Les interrogatoires se prolongent pendant des années. Les accusés sont contraints d’avouer des crimes imaginaires, dont un prétendu complot visant à détacher la Crimée de l’Union soviétique au profit d’intérêts américains et sionistes. Leur procès, tenu à huis clos en 1952, n’a rien d’une procédure équitable.
Le 12 août 1952, treize accusés sont exécutés à Moscou. Parmi eux se trouvent Dovid Bergelson, Peretz Markish, Itsik Fefer, Leyb Kvitko et Dovid Hofshteyn. L’événement passera dans la mémoire juive sous le nom de « Nuit des poètes assassinés », bien que toutes les victimes n’aient pas été des écrivains. La scientifique Lina Stern, seule survivante du groupe jugé, échappe à l’exécution et est condamnée à l’exil.
Ainsi s’achève, dans les prisons de Staline, l’histoire commencée publiquement au parc Gorki onze ans plus tôt.
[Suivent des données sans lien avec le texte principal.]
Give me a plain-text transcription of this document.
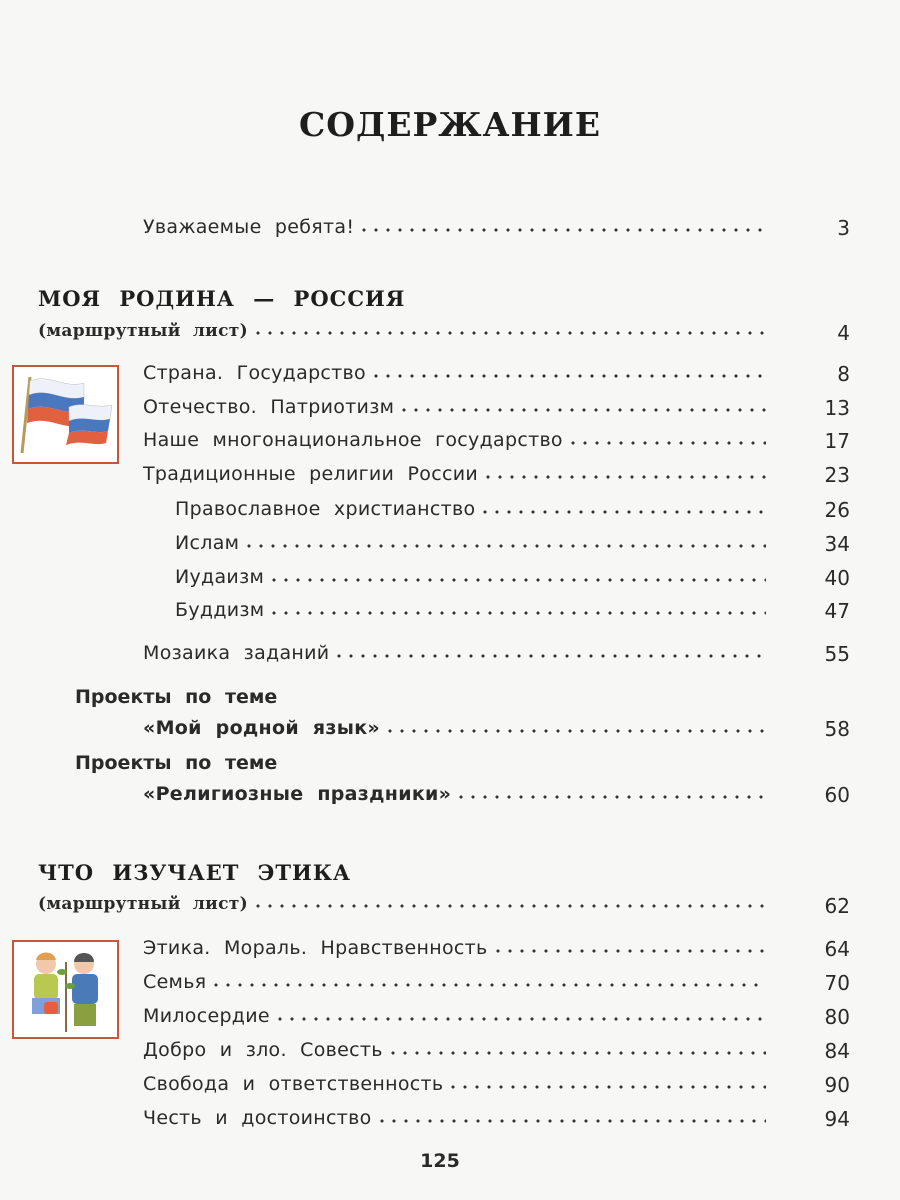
СОДЕРЖАНИЕ
Уважаемые ребята!	3
МОЯ РОДИНА — РОССИЯ
(маршрутный лист)	4
Страна. Государство	8
Отечество. Патриотизм	13
Наше многонациональное государство	17
Традиционные религии России	23
Православное христианство	26
Ислам	34
Иудаизм	40
Буддизм	47
Мозаика заданий	55
Проекты по теме
«Мой родной язык»	58
Проекты по теме
«Религиозные праздники»	60
ЧТО ИЗУЧАЕТ ЭТИКА
(маршрутный лист)	62
Этика. Мораль. Нравственность	64
Семья	70
Милосердие	80
Добро и зло. Совесть	84
Свобода и ответственность	90
Честь и достоинство	94
125
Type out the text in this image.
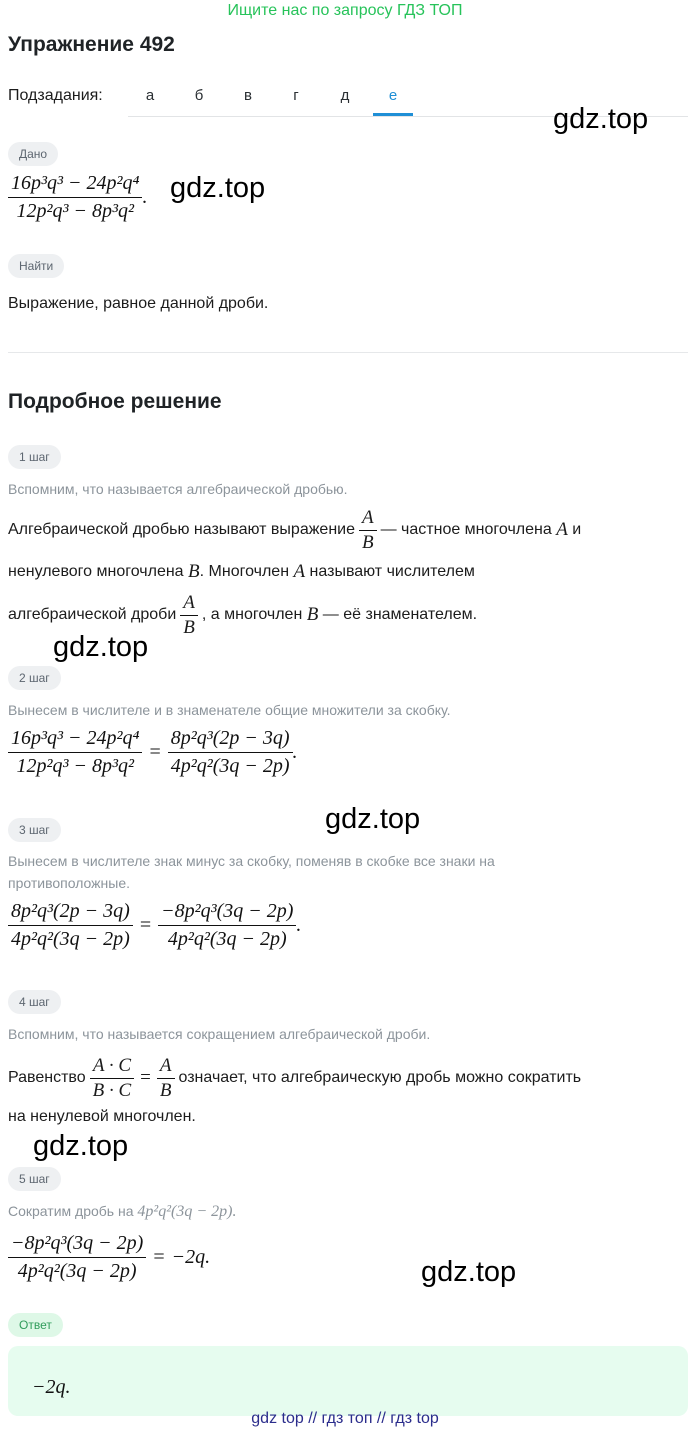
Ищите нас по запросу ГДЗ ТОП
Упражнение 492
Подзадания:	а	б	в	г	д	е
gdz.top
gdz.top
gdz.top
gdz.top
gdz.top
gdz.top
Дано
$\frac{\text{16p³q³ − 24p²q⁴}}{\text{12p²q³ − 8p³q²}}$ .
Найти
Выражение, равное данной дроби.
Подробное решение
1 шаг
Вспомним, что называется алгебраической дробью.
Алгебраической дробью называют выражение $\frac{A}{B}$ — частное многочлена
A
и
ненулевого многочлена
B . Многочлен
A
называют числителем
алгебраической дроби $\frac{A}{B}$ , а многочлен
B
— её знаменателем.
2 шаг
Вынесем в числителе и в знаменателе общие множители за скобку.
$\frac{\text{16p³q³ − 24p²q⁴}}{\text{12p²q³ − 8p³q²}} = \frac{\text{8p²q³(2p − 3q)}}{\text{4p²q²(3q − 2p)}}$ .
3 шаг
Вынесем в числителе знак минус за скобку, поменяв в скобке все знаки на
противоположные.
$\frac{\text{8p²q³(2p − 3q)}}{\text{4p²q²(3q − 2p)}} = \frac{\text{−8p²q³(3q − 2p)}}{\text{4p²q²(3q − 2p)}}$ .
4 шаг
Вспомним, что называется сокращением алгебраической дроби.
Равенство $\frac{A \cdot C}{B \cdot C} = \frac{A}{B}$ означает, что алгебраическую дробь можно сократить
на ненулевой многочлен.
5 шаг
Сократим дробь на 4p²q²(3q − 2p).
$\frac{\text{−8p²q³(3q − 2p)}}{\text{4p²q²(3q − 2p)}} = -2q$.
Ответ
−2q.
gdz top // гдз топ // гдз top
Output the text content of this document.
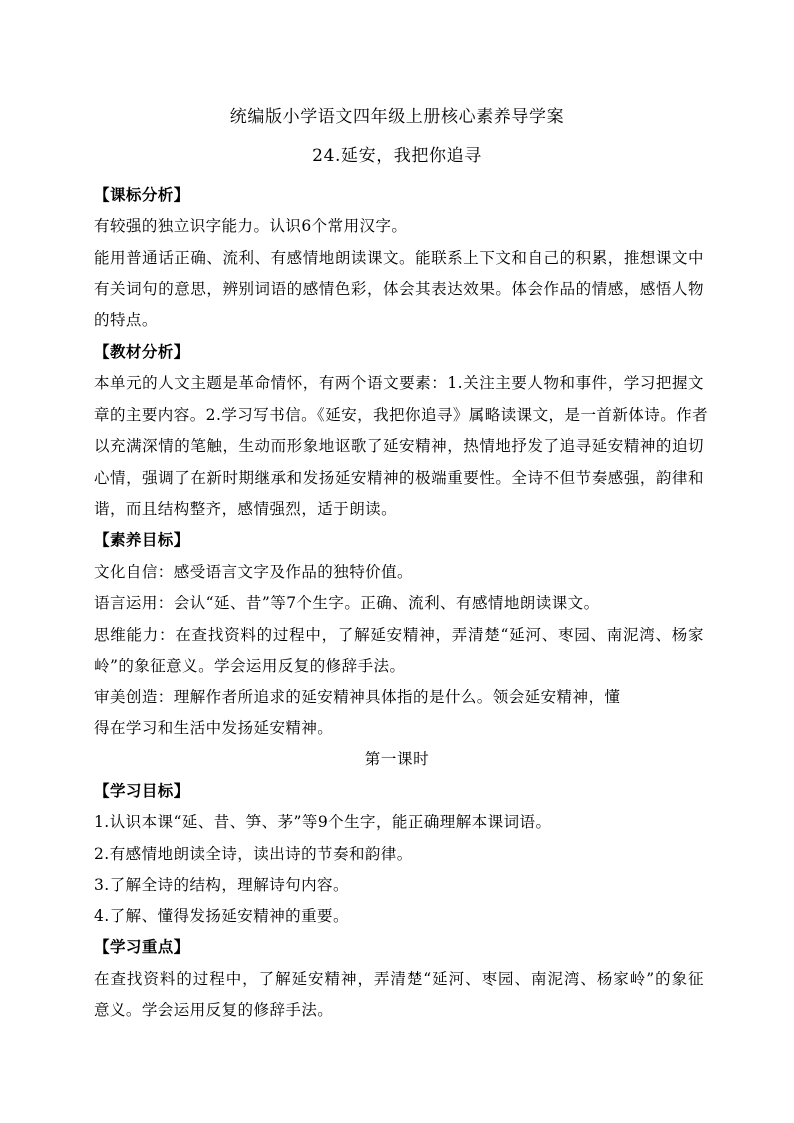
统编版小学语文四年级上册核心素养导学案
24.延安，我把你追寻
【课标分析】
有较强的独立识字能力。认识6个常用汉字。
能用普通话正确、流利、有感情地朗读课文。能联系上下文和自己的积累，推想课文中
有关词句的意思，辨别词语的感情色彩，体会其表达效果。体会作品的情感，感悟人物
的特点。
【教材分析】
本单元的人文主题是革命情怀，有两个语文要素：1.关注主要人物和事件，学习把握文
章的主要内容。2.学习写书信。《延安，我把你追寻》属略读课文，是一首新体诗。作者
以充满深情的笔触，生动而形象地讴歌了延安精神，热情地抒发了追寻延安精神的迫切
心情，强调了在新时期继承和发扬延安精神的极端重要性。全诗不但节奏感强，韵律和
谐，而且结构整齐，感情强烈，适于朗读。
【素养目标】
文化自信：感受语言文字及作品的独特价值。
语言运用：会认“延、昔”等7个生字。正确、流利、有感情地朗读课文。
思维能力：在查找资料的过程中，了解延安精神，弄清楚“延河、枣园、南泥湾、杨家
岭”的象征意义。学会运用反复的修辞手法。
审美创造：理解作者所追求的延安精神具体指的是什么。领会延安精神，懂
得在学习和生活中发扬延安精神。
第一课时
【学习目标】
1.认识本课“延、昔、笋、茅”等9个生字，能正确理解本课词语。
2.有感情地朗读全诗，读出诗的节奏和韵律。
3.了解全诗的结构，理解诗句内容。
4.了解、懂得发扬延安精神的重要。
【学习重点】
在查找资料的过程中，了解延安精神，弄清楚“延河、枣园、南泥湾、杨家岭”的象征
意义。学会运用反复的修辞手法。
Les hommes qui avaient appelé les Juifs du monde entier à combattre Hitler, qui avaient contribué à mobiliser des soutiens internationaux et qui avaient tenté de documenter l’anéantissement des communautés juives soviétiques sont détruits par le pouvoir qu’ils avaient servi.
L’appel du 24 août 1941 demeure pourtant un document historique d’une importance particulière. Il montre qu’au début même de l’invasion de l’Union soviétique, des intellectuels juifs avaient identifié le caractère spécifique de la violence nazie contre leur peuple. Il rappelle également que le yiddish fut une langue de combat, d’information et de solidarité internationale, capable de relier Moscou, New York et les imprimeries clandestines de Paris.
Il conserve enfin toute la force tragique de la phrase prononcée ce jour-là par Dovid Bergelson : « Je ne mourrai pas. Je vivrai. » Bergelson lui-même n’a pas survécu à Staline. Mais la langue dans laquelle il avait choisi de proclamer la volonté de vivre du peuple juif a conservé son appel.
(Personnalités juives soviétiques signant un appel aux Juifs du monde entier pour soutenir la lutte contre l’Allemagne nazie, Moscou, 1941. Au premier rang, de gauche à droite : Dovid Bergelson, Solomon Mikhoels et Ilya Ehrenbourg.
À l’arrière : David Oïstrakh, Yitskhok Nusinov, Yakov Zak, Boris Iofan, Benjamin Zuskin, Aleksandr Tyshler et Shmuel Halkin.